On the measures put in place to insulate federal government schools against attacks by bandits, the minister said: “I had already said that the whole of government approaches to security exercise is not just limited to our schools.
“Yes, the federal government owns a few federal colleges around Nigeria, out of the 25,000 secondary schools, federal government owns only 120 of them and we are constantly policing each of our parameter areas.
“As far as we’re concerned, we have policemen and we have civil defense corps. We are collaborating with the Ministry of Interior, the police to have personnel, boots on ground everywhere.
“But, we’re not limiting ourselves to our own institutions at all, that we’re looking at the security as a national policy is a whole of government engagement. And we already had worked out with the rest of the governors and security operatives around the country on how to do this.
“And I just explained that if you look at a place like Kaduna state, with 512 secondary schools, we’ve had to look at those who are most prone, which from our analysis are exposed, girls secondary schools with boarding facilities are most at risk.
“So, what we’ve done is to look at the radius from response time at the security agency stations to where the schools are, and if it exceeds the maximum reaction time that the military and us have worked out, we close down those schools and have them come and recite with or co-locate them with schools that are within the prescient of what we determined are safe at the moment.

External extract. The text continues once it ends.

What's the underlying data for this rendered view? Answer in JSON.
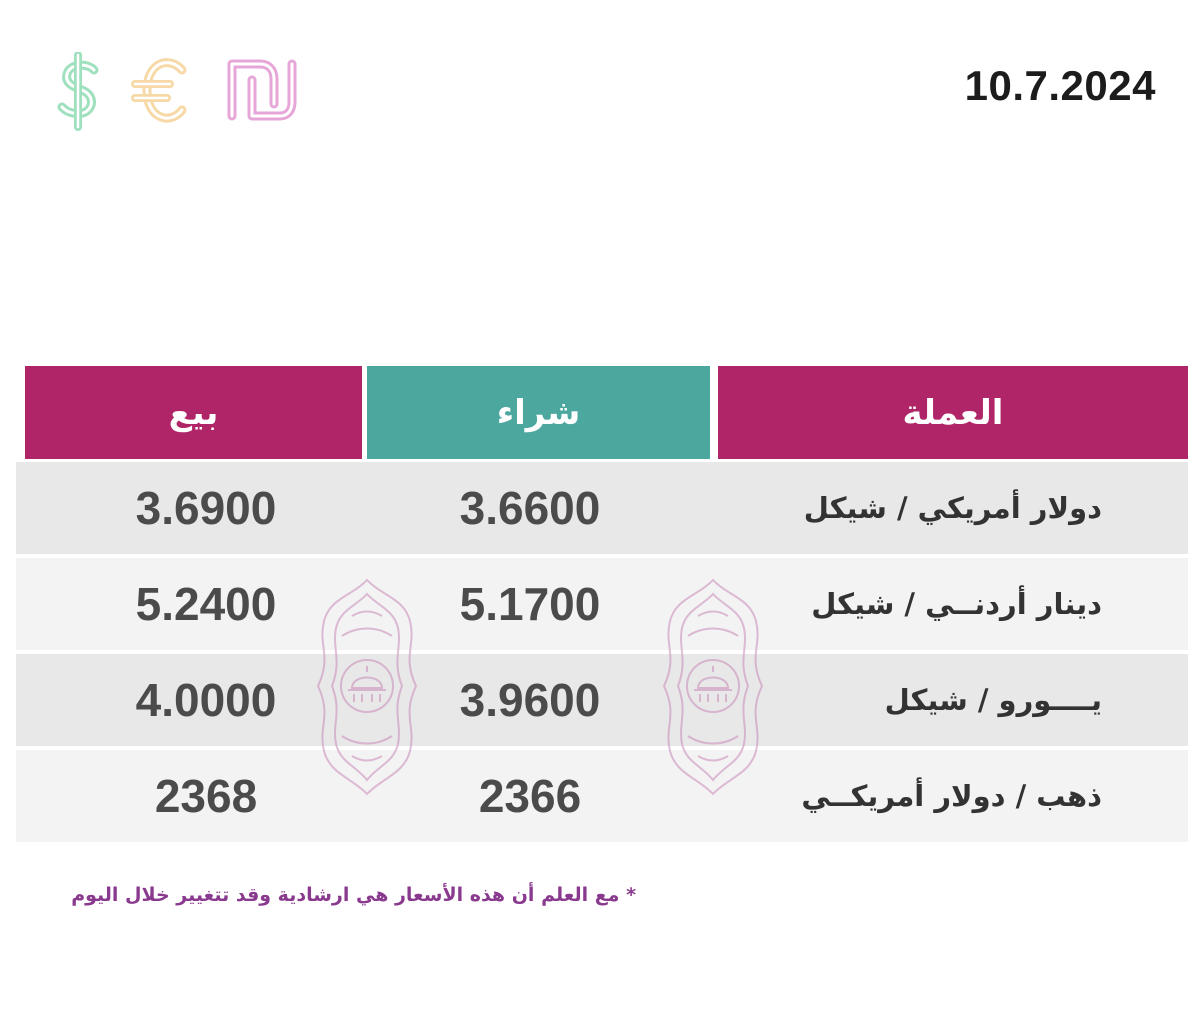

“If you go to Sokoto State for instance, we’ve done buzzers we’ve done alarm systems, we’ve done perimeter monitoring, we’ve done community engagement platforms, we’ve done the SBMC procedures, which we put on school management bus and then attach security compliance officers alongside them, we are engaging everyone.
“Well, if you look at what we’re doing in Borno state, and all other places where we are at risk, because even in reopening the Chibok school, if you see what Governor Zulum did there, what we did was to first of all, get all the security apparatus around the area to be able to stay within response zones.

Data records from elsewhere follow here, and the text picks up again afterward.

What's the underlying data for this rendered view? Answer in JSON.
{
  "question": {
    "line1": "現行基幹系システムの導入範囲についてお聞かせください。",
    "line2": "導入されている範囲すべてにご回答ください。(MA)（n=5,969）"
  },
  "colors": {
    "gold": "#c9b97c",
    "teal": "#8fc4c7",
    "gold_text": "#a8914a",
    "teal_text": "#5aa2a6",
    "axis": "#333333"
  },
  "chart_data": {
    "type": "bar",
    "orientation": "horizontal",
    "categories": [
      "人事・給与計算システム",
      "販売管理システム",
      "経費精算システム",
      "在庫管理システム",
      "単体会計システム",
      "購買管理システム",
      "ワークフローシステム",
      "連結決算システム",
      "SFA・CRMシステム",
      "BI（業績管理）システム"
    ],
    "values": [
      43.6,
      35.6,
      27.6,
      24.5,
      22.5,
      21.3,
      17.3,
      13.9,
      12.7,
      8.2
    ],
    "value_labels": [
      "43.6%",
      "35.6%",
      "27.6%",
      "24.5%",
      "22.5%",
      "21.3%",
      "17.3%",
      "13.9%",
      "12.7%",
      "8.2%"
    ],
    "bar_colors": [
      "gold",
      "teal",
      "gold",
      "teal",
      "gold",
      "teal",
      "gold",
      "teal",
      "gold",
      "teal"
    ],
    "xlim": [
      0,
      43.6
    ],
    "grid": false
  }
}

“The federal government has also expanded its own forwarding basis. And if you understand some of the military intelligence that they use those to gather, those are forwarding basis so that before there are preemptive stack around the areas where people may not ordinarily congregate, and then isolate the forest reserves that are on the far belt of the Nigerian West Wing, where you see the continuous forest stretches that they’ve now put in military installations to interrupt them so that there is no continuous flow for any engagement.
“I’m sure you’ve noticed that there’s been a reduction in the past few days. But I’m not saying that we are unchallenged but I am saying we are working to continuously engage them.
“Like I said, that’s the function of government, problems will not go away. But if you have hired us as managers, and what we can do at the moment, is keep managing the situation and work at it.”